Sunday 10 December 2017

Why 2017 Was a Year to Remember for Microsoft Corporation


Microsoft (NASDAQ: MSFT) had a lot to write about last year. The company beat analysts' consensus earnings estimates four times in 2017, made great strides towards its high cloud computing goals, and saw its stock price rise more than 30%.

The company is thriving under the leadership of CEO Satya Nadella, and Microsoft's laser focus on new areas of growth is already paying off. So let's look at what went well with the company this year.

Sale of share prices

A share price gain of around 30% over the past year may not be as high as other high-tech technology stocks, but it's nothing that can be faced by a company the size of Microsoft.

The company obtained the majority of those profits as it repeatedly outperformed analysts' earnings estimates in four quarterly reports. For example, in the first quarter of fiscal year 2018 (reported at the end of October), the company had earnings of $ 0.84, while analysts expected $ 0.72. And in the previous quarter, Microsoft's earnings reached a whopping $ 0.98 per share, when analysts were expecting only $ 0.71.

All this has helped the company's stock price move up from the beginning of the year, with a particularly big jump after the Q1 2018 report.

The company not only achieved impressive gains in its stock prices in 2017, but followed a 19% increase in shares in 2015 and 12% in 2016, which has helped to increase investor confidence in stocks that They do not seem to be slowing down. down.

Reaching important goals

Part of the optimism that surrounds Microsoft at this time is that the company is performing well its cloud computing potential. In 2015, Nadella said that Microsoft's business cloud business would reach an annualized execution rate of $ 20 billion by mid-2018. That was a pretty high goal considering that the company's cloud execution rate was $ 6.4 billion.

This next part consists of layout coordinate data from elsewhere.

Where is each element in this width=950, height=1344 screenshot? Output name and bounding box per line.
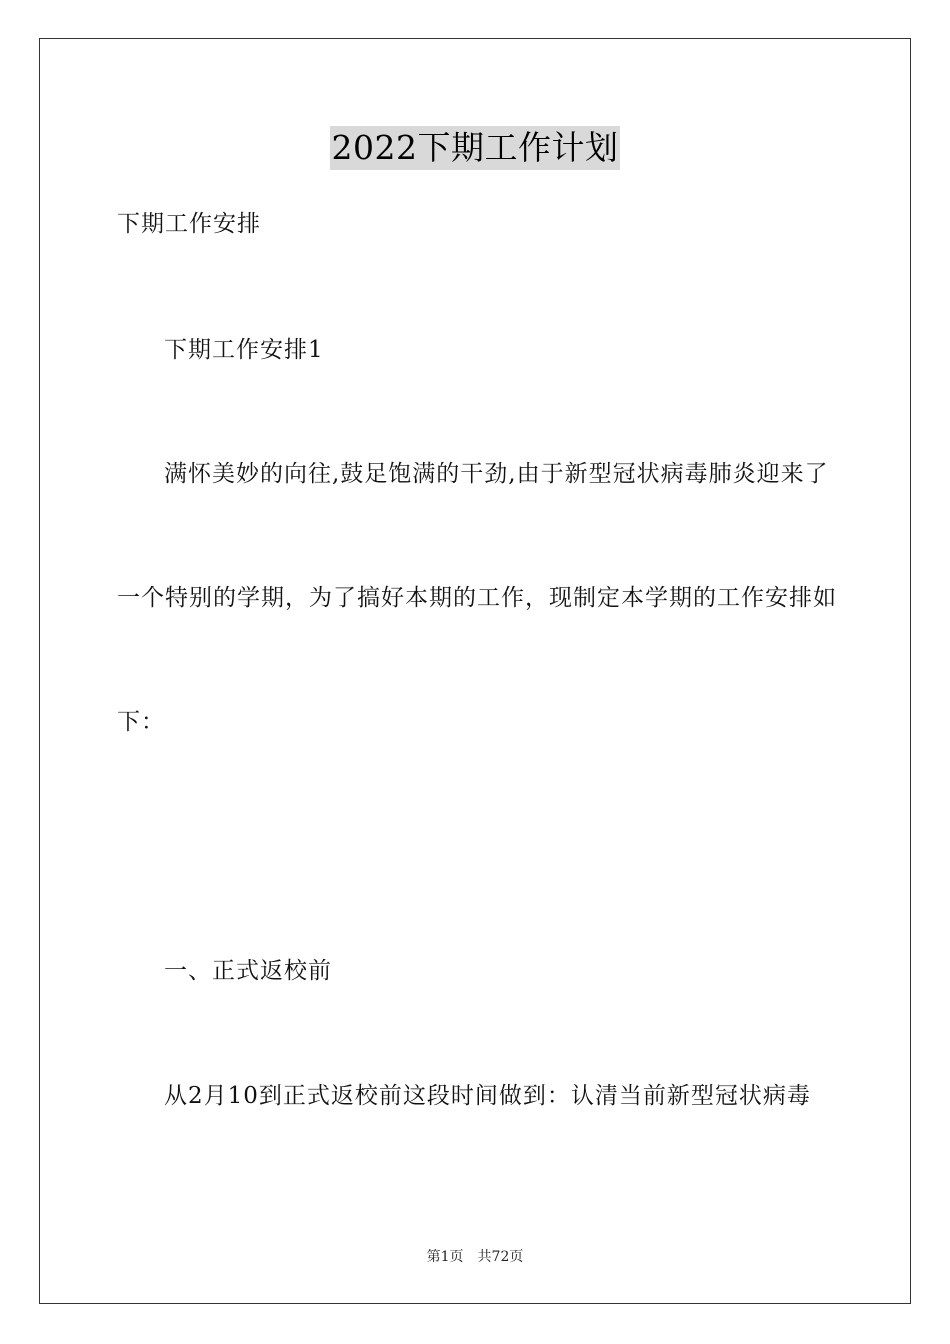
paragraph-char: 本 — [621, 585, 645, 611]
page-total: 共72页 — [477, 1249, 524, 1265]
document-title: 2022下期工作计划 — [330, 126, 621, 170]
paragraph-char: 本 — [405, 585, 429, 611]
page-footer — [0, 1247, 950, 1267]
paragraph-char: 一 — [117, 585, 141, 611]
paragraph-char: ， — [525, 585, 549, 611]
paragraph-char: 期 — [261, 585, 285, 611]
paragraph-char: 安 — [765, 585, 789, 611]
paragraph-char: 个 — [141, 585, 165, 611]
paragraph-char: 作 — [501, 585, 525, 611]
paragraph-char: 定 — [597, 585, 621, 611]
paragraph-char: 好 — [381, 585, 405, 611]
paragraph-char: 学 — [237, 585, 261, 611]
paragraph-char: 的 — [693, 585, 717, 611]
subheading: 下期工作安排1 — [164, 337, 324, 363]
paragraph-char: 学 — [645, 585, 669, 611]
paragraph-char: 期 — [429, 585, 453, 611]
paragraph-char: 期 — [669, 585, 693, 611]
paragraph-char: 搞 — [357, 585, 381, 611]
title-container — [0, 126, 950, 170]
paragraph-char: 如 — [813, 585, 837, 611]
page-number: 第1页 — [426, 1249, 464, 1265]
paragraph-char: 的 — [213, 585, 237, 611]
paragraph-line-justified — [117, 583, 837, 613]
paragraph-line: 满怀美妙的向往,鼓足饱满的干劲,由于新型冠状病毒肺炎迎来了 — [164, 461, 829, 487]
paragraph-char: 排 — [789, 585, 813, 611]
paragraph-char: 作 — [741, 585, 765, 611]
paragraph-char: 制 — [573, 585, 597, 611]
section-heading: 下期工作安排 — [117, 211, 261, 237]
paragraph-char: 工 — [477, 585, 501, 611]
paragraph-char: 特 — [165, 585, 189, 611]
paragraph-line: 从2月10到正式返校前这段时间做到：认清当前新型冠状病毒 — [164, 1083, 811, 1109]
paragraph-char: 为 — [309, 585, 333, 611]
paragraph-char: 的 — [453, 585, 477, 611]
paragraph-char: 工 — [717, 585, 741, 611]
paragraph-char: 了 — [333, 585, 357, 611]
paragraph-char: ， — [285, 585, 309, 611]
item-heading: 一、正式返校前 — [164, 958, 332, 984]
paragraph-line: 下： — [117, 709, 165, 735]
paragraph-char: 现 — [549, 585, 573, 611]
paragraph-char: 别 — [189, 585, 213, 611]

In the fiscal first quarter of 2018, the company exceeded that goal by approximately $ 400,000 and did so a few months ahead of schedule. It was an important milestone for Microsoft, not only because it showed that it can set long-term goals in new growth markets and meet them, but also because it expects cloud computing to become a $ 411 billion market by 2020. Reaching the target of annual execution rate showed that Microsoft's pivot towards the cloud is in full swing and that the company can take advantage of it.

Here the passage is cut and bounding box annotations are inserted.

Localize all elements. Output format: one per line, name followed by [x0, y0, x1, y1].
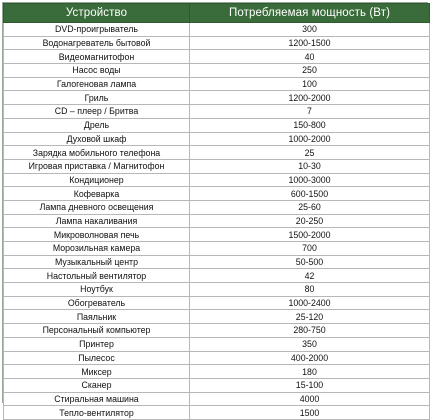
table-row	[4, 23, 430, 37]
device-cell: Настольный вентилятор	[4, 269, 190, 283]
device-cell: Принтер	[4, 337, 190, 351]
table-row	[4, 269, 430, 283]
device-cell: Стиральная машина	[4, 392, 190, 406]
power-cell: 20-250	[190, 214, 430, 228]
power-cell: 80	[190, 283, 430, 297]
power-cell: 15-100	[190, 378, 430, 392]
device-cell: Обогреватель	[4, 296, 190, 310]
power-cell: 350	[190, 337, 430, 351]
power-cell: 50-500	[190, 255, 430, 269]
device-cell: Кофеварка	[4, 187, 190, 201]
column-header-device: Устройство	[4, 4, 190, 23]
device-cell: Музыкальный центр	[4, 255, 190, 269]
table-row	[4, 64, 430, 78]
table-row	[4, 50, 430, 64]
power-cell: 280-750	[190, 324, 430, 338]
header-row	[4, 4, 430, 23]
table-row	[4, 392, 430, 406]
power-cell: 25-120	[190, 310, 430, 324]
device-cell: Паяльник	[4, 310, 190, 324]
table-row	[4, 378, 430, 392]
power-cell: 180	[190, 365, 430, 379]
device-cell: Видеомагнитофон	[4, 50, 190, 64]
device-cell: Лампа накаливания	[4, 214, 190, 228]
table-body	[4, 23, 430, 420]
table-row	[4, 118, 430, 132]
table-row	[4, 242, 430, 256]
power-consumption-table-container	[2, 2, 428, 418]
power-cell: 150-800	[190, 118, 430, 132]
table-row	[4, 214, 430, 228]
table-row	[4, 187, 430, 201]
device-cell: Кондиционер	[4, 173, 190, 187]
power-cell: 10-30	[190, 159, 430, 173]
table-row	[4, 146, 430, 160]
device-cell: Пылесос	[4, 351, 190, 365]
power-cell: 4000	[190, 392, 430, 406]
table-row	[4, 173, 430, 187]
power-cell: 250	[190, 64, 430, 78]
device-cell: Миксер	[4, 365, 190, 379]
power-cell: 1200-2000	[190, 91, 430, 105]
device-cell: Лампа дневного освещения	[4, 200, 190, 214]
power-cell: 1500	[190, 406, 430, 420]
power-cell: 1000-2000	[190, 132, 430, 146]
power-cell: 1000-3000	[190, 173, 430, 187]
table-row	[4, 365, 430, 379]
column-header-power: Потребляемая мощность (Вт)	[190, 4, 430, 23]
device-cell: Микроволновая печь	[4, 228, 190, 242]
table-row	[4, 283, 430, 297]
power-cell: 300	[190, 23, 430, 37]
table-row	[4, 159, 430, 173]
device-cell: Духовой шкаф	[4, 132, 190, 146]
device-cell: DVD-проигрыватель	[4, 23, 190, 37]
device-cell: Персональный компьютер	[4, 324, 190, 338]
power-cell: 1000-2400	[190, 296, 430, 310]
power-cell: 700	[190, 242, 430, 256]
device-cell: Игровая приставка / Магнитофон	[4, 159, 190, 173]
power-cell: 400-2000	[190, 351, 430, 365]
power-cell: 7	[190, 105, 430, 119]
table-row	[4, 228, 430, 242]
device-cell: Насос воды	[4, 64, 190, 78]
device-cell: Гриль	[4, 91, 190, 105]
table-row	[4, 337, 430, 351]
table-row	[4, 310, 430, 324]
device-cell: CD – плеер / Бритва	[4, 105, 190, 119]
device-cell: Дрель	[4, 118, 190, 132]
table-row	[4, 296, 430, 310]
device-cell: Морозильная камера	[4, 242, 190, 256]
table-row	[4, 77, 430, 91]
table-row	[4, 132, 430, 146]
table-row	[4, 255, 430, 269]
power-cell: 1200-1500	[190, 36, 430, 50]
table-row	[4, 91, 430, 105]
table-header	[4, 4, 430, 23]
table-row	[4, 200, 430, 214]
device-cell: Водонагреватель бытовой	[4, 36, 190, 50]
device-cell: Галогеновая лампа	[4, 77, 190, 91]
table-row	[4, 351, 430, 365]
device-cell: Ноутбук	[4, 283, 190, 297]
device-cell: Сканер	[4, 378, 190, 392]
power-cell: 40	[190, 50, 430, 64]
device-cell: Зарядка мобильного телефона	[4, 146, 190, 160]
table-row	[4, 406, 430, 420]
table-row	[4, 324, 430, 338]
power-cell: 600-1500	[190, 187, 430, 201]
power-cell: 25-60	[190, 200, 430, 214]
device-cell: Тепло-вентилятор	[4, 406, 190, 420]
power-cell: 25	[190, 146, 430, 160]
power-cell: 42	[190, 269, 430, 283]
table-row	[4, 36, 430, 50]
power-consumption-table	[3, 3, 430, 420]
power-cell: 100	[190, 77, 430, 91]
power-cell: 1500-2000	[190, 228, 430, 242]
table-row	[4, 105, 430, 119]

Microsoft said its revenues in the commercial cloud for the first quarter of 2018 exceeded $ 5 billion, an increase of 56% year-on-year, and that gross margin increased by 8 percentage points, to 57%. In addition, revenues from the company's Intelligent Cloud business (which includes its Azure public cloud offer) increased 14%.

Microsoft is competing successfully in the space of cloud computing at this time, with 11% of the public cloud computing market. That is still way behind Amazon's 40%, but the company's profits this year show that it does not need to be the market leader to benefit in this segment.

Can this continue?

Microsoft has placed itself in a solid position this year that should help drive the company in 2018. Investors should expect more growth in the company's cloud segments and see more investments in other opportunities, including artificial intelligence and augmented reality. If Microsoft continues at the same pace it did in 2017, then this next year should bring much more for investors to expect.